GLOBIO
- Formation: 2001; 22 years ago
- Founder: Gerry Ellis
- Founded at: Portland, Oregon
- Type: Nonprofit
- Purpose: Environmental Education; Conservation Awareness; Great Ape Literacy;
- Headquarters: Portland, Oregon
- Methods: Delivering Visual Content; Cultivating Conservation Impact; Mobilizing Support;
- Executive Director: Gerry Ellis
- Affiliations: NAAEE;
- Website: https://globio.org/
- Formerly called: Global Biodiversity Education for Children Foundation

= GLOBIO =

Environmental conservation organization

GLOBIO is a USA-based, Portland, Oregon conservation media non-profit. GLOBIO creates primate and conservation science films, videos and podcasts. The organization's mission is to support conservation organizations across Equatorial Africa and SE Asia and shares their stories globally while educating the public about our shared environmental issues through a connection to great apes.

==History==
GLOBIO was founded by the environmental film-maker and photographer Gerry Ellis in 2001.

In 2004 the American charity began developing internet-based and hands-on educational resources to increase children's awareness and understanding about biological and cultural diversity.

Web resources developed by GLOBIO previously included the child-centric, free, online multimedia encyclopedia named GLOSSOPEDIA© (as of 2017 is no longer available online). Initial versions of the GLOSSOPEDIA© project were funded by a Toyota USA Foundation grant and private donations. Its project partners include the Wolong Nature Reserve in China, Folkmanis Puppets, and the North American Association for Environmental Education.

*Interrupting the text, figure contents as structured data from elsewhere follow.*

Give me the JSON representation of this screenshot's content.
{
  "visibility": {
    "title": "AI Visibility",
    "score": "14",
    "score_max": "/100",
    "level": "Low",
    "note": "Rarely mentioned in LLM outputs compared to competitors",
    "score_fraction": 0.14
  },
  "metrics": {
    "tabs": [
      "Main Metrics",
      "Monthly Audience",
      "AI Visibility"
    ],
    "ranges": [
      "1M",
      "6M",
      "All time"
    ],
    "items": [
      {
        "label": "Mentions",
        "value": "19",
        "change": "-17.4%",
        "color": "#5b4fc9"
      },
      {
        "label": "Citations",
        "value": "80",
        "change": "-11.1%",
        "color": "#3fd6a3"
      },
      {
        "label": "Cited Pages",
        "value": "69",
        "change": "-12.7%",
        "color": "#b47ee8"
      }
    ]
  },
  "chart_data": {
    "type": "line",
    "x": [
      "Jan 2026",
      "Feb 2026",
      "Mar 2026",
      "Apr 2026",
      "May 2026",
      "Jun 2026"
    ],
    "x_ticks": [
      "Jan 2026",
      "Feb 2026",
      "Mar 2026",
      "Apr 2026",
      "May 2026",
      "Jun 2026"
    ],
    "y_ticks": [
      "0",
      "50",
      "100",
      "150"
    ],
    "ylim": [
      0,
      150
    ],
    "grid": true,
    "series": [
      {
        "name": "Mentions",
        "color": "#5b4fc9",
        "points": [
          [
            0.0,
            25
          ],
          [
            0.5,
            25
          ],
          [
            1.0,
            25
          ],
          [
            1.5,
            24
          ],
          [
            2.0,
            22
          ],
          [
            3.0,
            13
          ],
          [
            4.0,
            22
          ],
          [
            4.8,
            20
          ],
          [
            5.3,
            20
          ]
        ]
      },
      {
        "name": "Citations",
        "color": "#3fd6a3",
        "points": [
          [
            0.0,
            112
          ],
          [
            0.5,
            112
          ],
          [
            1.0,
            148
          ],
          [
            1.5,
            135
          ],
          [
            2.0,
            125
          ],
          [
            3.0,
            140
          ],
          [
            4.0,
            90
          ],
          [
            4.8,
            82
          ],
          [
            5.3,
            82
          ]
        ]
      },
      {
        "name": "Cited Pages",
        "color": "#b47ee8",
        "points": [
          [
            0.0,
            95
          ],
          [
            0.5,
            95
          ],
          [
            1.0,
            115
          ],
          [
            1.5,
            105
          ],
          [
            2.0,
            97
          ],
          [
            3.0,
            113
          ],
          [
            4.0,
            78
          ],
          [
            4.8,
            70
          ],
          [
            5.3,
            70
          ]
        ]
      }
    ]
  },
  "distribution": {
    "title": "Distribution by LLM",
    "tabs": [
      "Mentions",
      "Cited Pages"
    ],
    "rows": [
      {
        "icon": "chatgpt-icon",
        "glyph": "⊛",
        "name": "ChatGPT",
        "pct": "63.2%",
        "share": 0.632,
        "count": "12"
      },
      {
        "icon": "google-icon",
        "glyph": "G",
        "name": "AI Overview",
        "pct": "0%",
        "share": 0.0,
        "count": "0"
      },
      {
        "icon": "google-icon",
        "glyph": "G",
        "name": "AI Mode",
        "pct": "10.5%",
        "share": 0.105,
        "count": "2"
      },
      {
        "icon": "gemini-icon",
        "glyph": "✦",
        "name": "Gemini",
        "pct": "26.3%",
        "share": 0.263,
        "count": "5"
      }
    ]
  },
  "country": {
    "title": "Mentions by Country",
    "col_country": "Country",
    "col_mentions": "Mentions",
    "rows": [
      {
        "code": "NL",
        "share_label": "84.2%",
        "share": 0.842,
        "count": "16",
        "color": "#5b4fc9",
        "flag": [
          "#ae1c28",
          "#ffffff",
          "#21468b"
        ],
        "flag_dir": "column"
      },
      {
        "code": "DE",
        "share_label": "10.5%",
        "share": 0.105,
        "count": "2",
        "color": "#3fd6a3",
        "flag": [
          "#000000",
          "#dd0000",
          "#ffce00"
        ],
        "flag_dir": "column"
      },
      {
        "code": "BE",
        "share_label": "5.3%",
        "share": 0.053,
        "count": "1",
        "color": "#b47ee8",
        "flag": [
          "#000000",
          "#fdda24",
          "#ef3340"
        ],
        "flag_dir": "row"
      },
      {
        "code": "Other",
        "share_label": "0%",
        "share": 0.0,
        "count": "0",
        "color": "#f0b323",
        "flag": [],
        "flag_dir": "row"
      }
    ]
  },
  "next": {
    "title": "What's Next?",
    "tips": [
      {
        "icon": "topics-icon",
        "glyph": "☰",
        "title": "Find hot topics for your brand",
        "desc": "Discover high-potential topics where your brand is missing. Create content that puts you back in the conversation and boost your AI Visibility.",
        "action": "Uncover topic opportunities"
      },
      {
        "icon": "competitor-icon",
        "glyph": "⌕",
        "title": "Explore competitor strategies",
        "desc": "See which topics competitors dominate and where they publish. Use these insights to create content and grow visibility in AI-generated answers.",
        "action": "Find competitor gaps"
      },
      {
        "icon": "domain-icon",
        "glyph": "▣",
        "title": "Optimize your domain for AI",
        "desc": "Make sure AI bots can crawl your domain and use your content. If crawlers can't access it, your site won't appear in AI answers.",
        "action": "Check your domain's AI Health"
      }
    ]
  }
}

In 2012 the organization moved away from resource development to focus of content creation that could be served on the Internet and emerging social media digital platforms. The great ape media project was created in 2014 (originally named GreatApes2020). Now called Apes Like Us©, The project was formalized and expanded in 2017 to become a major program area of GLOBIO. Apes Like Us has created over 50 educational and awareness videos viewable on a dedicated Apes Like Us YouTube channel.

With the onset of COVID-19 in 2020, and the restriction of international air travel, and the closure of many national parks and conservation areas home to great apes, GLOBIO launched the Talking Apes podcast as an educational awareness outreach program. The podcast features conversations with scientists (Dr. Brina Pobiner), anthropologists, primatologists (Richard Wrangham, Cat Hobaiter), veterinarians, science writers and journalists (David Quammen, Carl Safina), artists and primate conservationists to increase awareness of the connection between humans and the rest of the primate world.